Experimental Algorithm Implementation
# Strategy Lab #3 — Falsification Harness for Intraday OHLCV Signals
# Algorithmic Token · ENTER Invest
# Experimental framework — see risk disclosure
#
# Reference: Mesfin (2026), arXiv:2605.04004
# Corroborating: Garg (2025), arXiv:2512.12924
import numpy as np
import pandas as pd
from scipy import stats
import yfinance as yf
# ---------------------------------------------------------------------------
# Data acquisition — 5-minute OHLCV
# ---------------------------------------------------------------------------
def get_intraday_data(ticker: str = "MNQ=F",
period: str = "2y",
interval: str = "5m") -> pd.DataFrame:
"""
Download intraday OHLCV data via yfinance.
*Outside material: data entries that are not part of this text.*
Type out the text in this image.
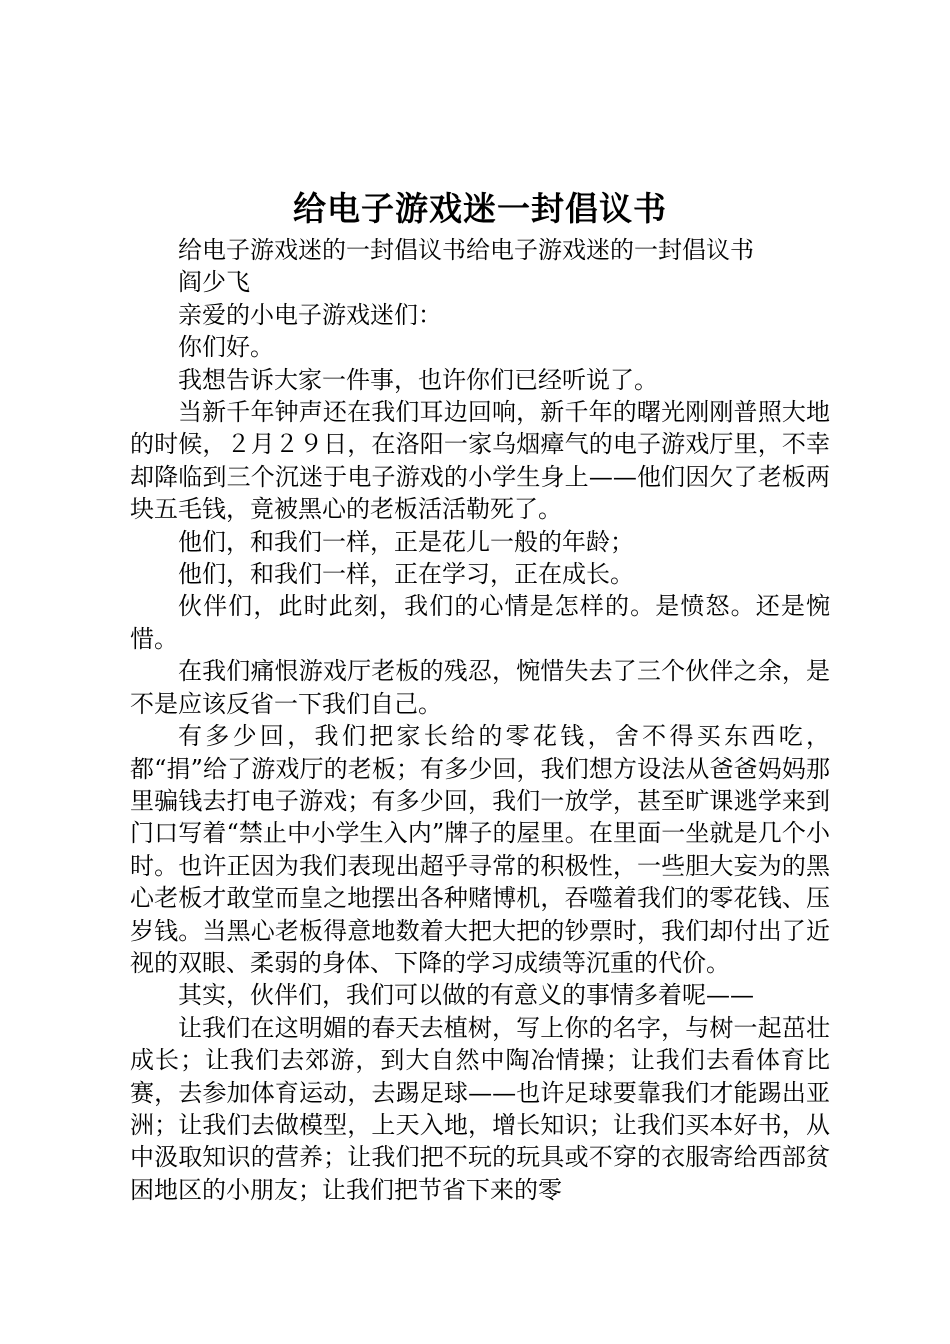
给电子游戏迷一封倡议书

给电子游戏迷的一封倡议书给电子游戏迷的一封倡议书

阎少飞

亲爱的小电子游戏迷们：

你们好。

我想告诉大家一件事，也许你们已经听说了。

当新千年钟声还在我们耳边回响，新千年的曙光刚刚普照大地的时候，２月２９日，在洛阳一家乌烟瘴气的电子游戏厅里，不幸却降临到三个沉迷于电子游戏的小学生身上——他们因欠了老板两块五毛钱，竟被黑心的老板活活勒死了。

他们，和我们一样，正是花儿一般的年龄；

他们，和我们一样，正在学习，正在成长。

伙伴们，此时此刻，我们的心情是怎样的。是愤怒。还是惋惜。

在我们痛恨游戏厅老板的残忍，惋惜失去了三个伙伴之余，是不是应该反省一下我们自己。

有多少回，我们把家长给的零花钱，舍不得买东西吃，都“捐”给了游戏厅的老板；有多少回，我们想方设法从爸爸妈妈那里骗钱去打电子游戏；有多少回，我们一放学，甚至旷课逃学来到门口写着“禁止中小学生入内”牌子的屋里。在里面一坐就是几个小时。也许正因为我们表现出超乎寻常的积极性，一些胆大妄为的黑心老板才敢堂而皇之地摆出各种赌博机，吞噬着我们的零花钱、压岁钱。当黑心老板得意地数着大把大把的钞票时，我们却付出了近视的双眼、柔弱的身体、下降的学习成绩等沉重的代价。

其实，伙伴们，我们可以做的有意义的事情多着呢——

让我们在这明媚的春天去植树，写上你的名字，与树一起茁壮成长；让我们去郊游，到大自然中陶冶情操；让我们去看体育比赛，去参加体育运动，去踢足球——也许足球要靠我们才能踢出亚洲；让我们去做模型，上天入地，增长知识；让我们买本好书，从中汲取知识的营养；让我们把不玩的玩具或不穿的衣服寄给西部贫困地区的小朋友；让我们把节省下来的零
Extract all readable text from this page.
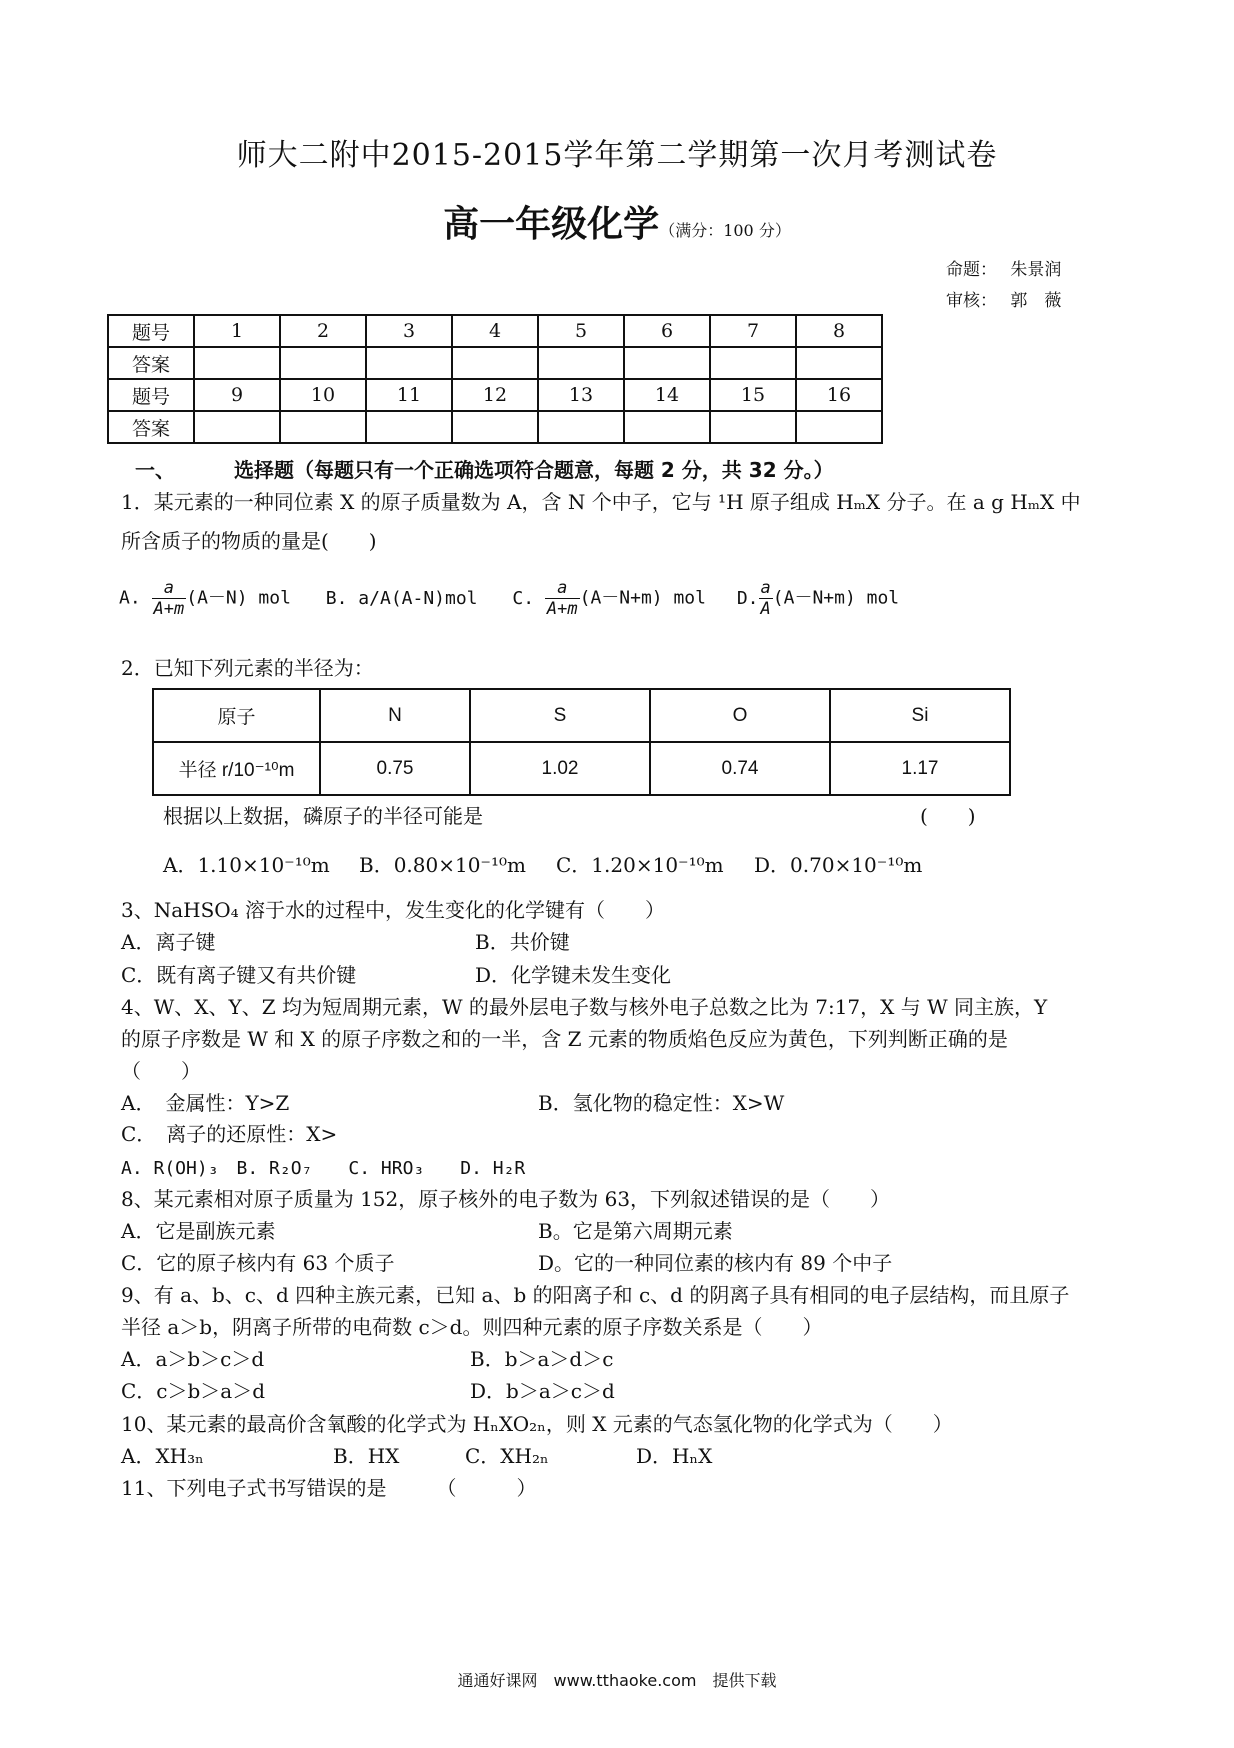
师大二附中2015-2015学年第二学期第一次月考测试卷
高一年级化学（满分：100 分）
命题： 朱景润
审核： 郭　薇
题号	1	2	3	4	5	6	7	8
答案								
题号	9	10	11	12	13	14	15	16
答案								
一、	选择题（每题只有一个正确选项符合题意，每题 2 分，共 32 分。）
1．某元素的一种同位素 X 的原子质量数为 A，含 N 个中子，它与 ¹H 原子组成 HₘX 分子。在 a g HₘX 中
所含质子的物质的量是(　　)
A. $\frac{a}{A+m} (A-N)$ mol B. a/A(A-N)mol C. $\frac{a}{A+m} (A-N+m)$ mol D. $\frac{a}{A} (A-N+m)$ mol
2．已知下列元素的半径为：
原子	N	S	O	Si
半径 r/10⁻¹⁰m	0.75	1.02	0.74	1.17
根据以上数据，磷原子的半径可能是	(　　)
A．1.10×10⁻¹⁰m B．0.80×10⁻¹⁰m C．1.20×10⁻¹⁰m D．0.70×10⁻¹⁰m
3、NaHSO₄ 溶于水的过程中，发生变化的化学键有（　　）
A．离子键	B．共价键
C．既有离子键又有共价键	D．化学键未发生变化
4、W、X、Y、Z 均为短周期元素，W 的最外层电子数与核外电子总数之比为 7:17，X 与 W 同主族，Y
的原子序数是 W 和 X 的原子序数之和的一半，含 Z 元素的物质焰色反应为黄色，下列判断正确的是
（　　）
A．　金属性：Y>Z	B．氢化物的稳定性：X>W
C．　离子的还原性：X>
A. R(OH)₃　B. R₂O₇　　C. HRO₃　　D. H₂R
8、某元素相对原子质量为 152，原子核外的电子数为 63，下列叙述错误的是（　　）
A．它是副族元素	B。它是第六周期元素
C．它的原子核内有 63 个质子	D。它的一种同位素的核内有 89 个中子
9、有 a、b、c、d 四种主族元素，已知 a、b 的阳离子和 c、d 的阴离子具有相同的电子层结构，而且原子
半径 a＞b，阴离子所带的电荷数 c＞d。则四种元素的原子序数关系是（　　）
A．a＞b＞c＞d	B．b＞a＞d＞c
C．c＞b＞a＞d	D．b＞a＞c＞d
10、某元素的最高价含氧酸的化学式为 HₙXO₂ₙ，则 X 元素的气态氢化物的化学式为（　　）
A．XH₃ₙ	B．HX	C．XH₂ₙ	D．HₙX
11、下列电子式书写错误的是　　　（　　　）
通通好课网　www.tthaoke.com　提供下载
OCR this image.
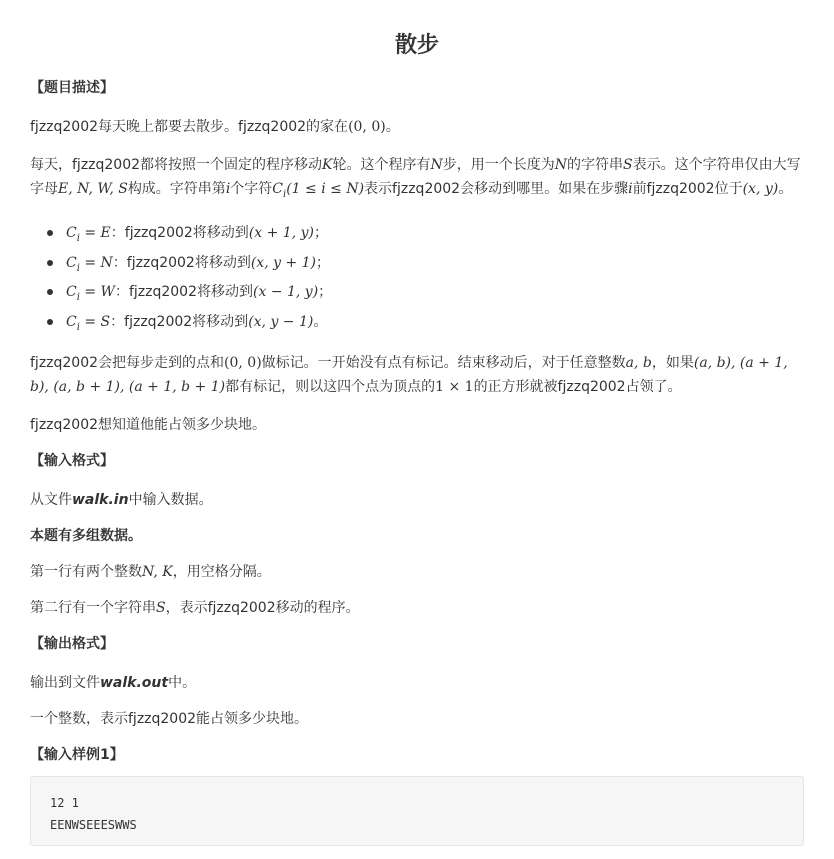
散步
【题目描述】

fjzzq2002每天晚上都要去散步。fjzzq2002的家在(0, 0)。

每天，fjzzq2002都将按照一个固定的程序移动K轮。这个程序有N步，用一个长度为N的字符串S表示。这个字符串仅由大写字母E, N, W, S构成。字符串第i个字符$C_i(1 \le i \le N)$表示fjzzq2002会移动到哪里。如果在步骤i前fjzzq2002位于(x, y)。

$C_i = E$：fjzzq2002将移动到(x + 1, y)；
$C_i = N$：fjzzq2002将移动到(x, y + 1)；
$C_i = W$：fjzzq2002将移动到(x − 1, y)；
$C_i = S$：fjzzq2002将移动到(x, y − 1)。

fjzzq2002会把每步走到的点和(0, 0)做标记。一开始没有点有标记。结束移动后，对于任意整数a, b，如果(a, b), (a + 1, b), (a, b + 1), (a + 1, b + 1)都有标记，则以这四个点为顶点的1 × 1的正方形就被fjzzq2002占领了。

fjzzq2002想知道他能占领多少块地。

【输入格式】

从文件walk.in中输入数据。

本题有多组数据。

第一行有两个整数N, K，用空格分隔。

第二行有一个字符串S，表示fjzzq2002移动的程序。

【输出格式】

输出到文件walk.out中。

一个整数，表示fjzzq2002能占领多少块地。

【输入样例1】
12 1
EENWSEEESWWS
NOTE: yfinance provides maximum 60 days of 5-minute data for free.
For the full 947-day dataset in Mesfin (2026), a paid data vendor
is required (e.g. Norgate, Refinitiv, Interactive Brokers API).
This function is illustrative — substitute your data source here.
Parameters
----------
ticker : str — Yahoo Finance futures ticker (MNQ=F for Micro E-mini NQ)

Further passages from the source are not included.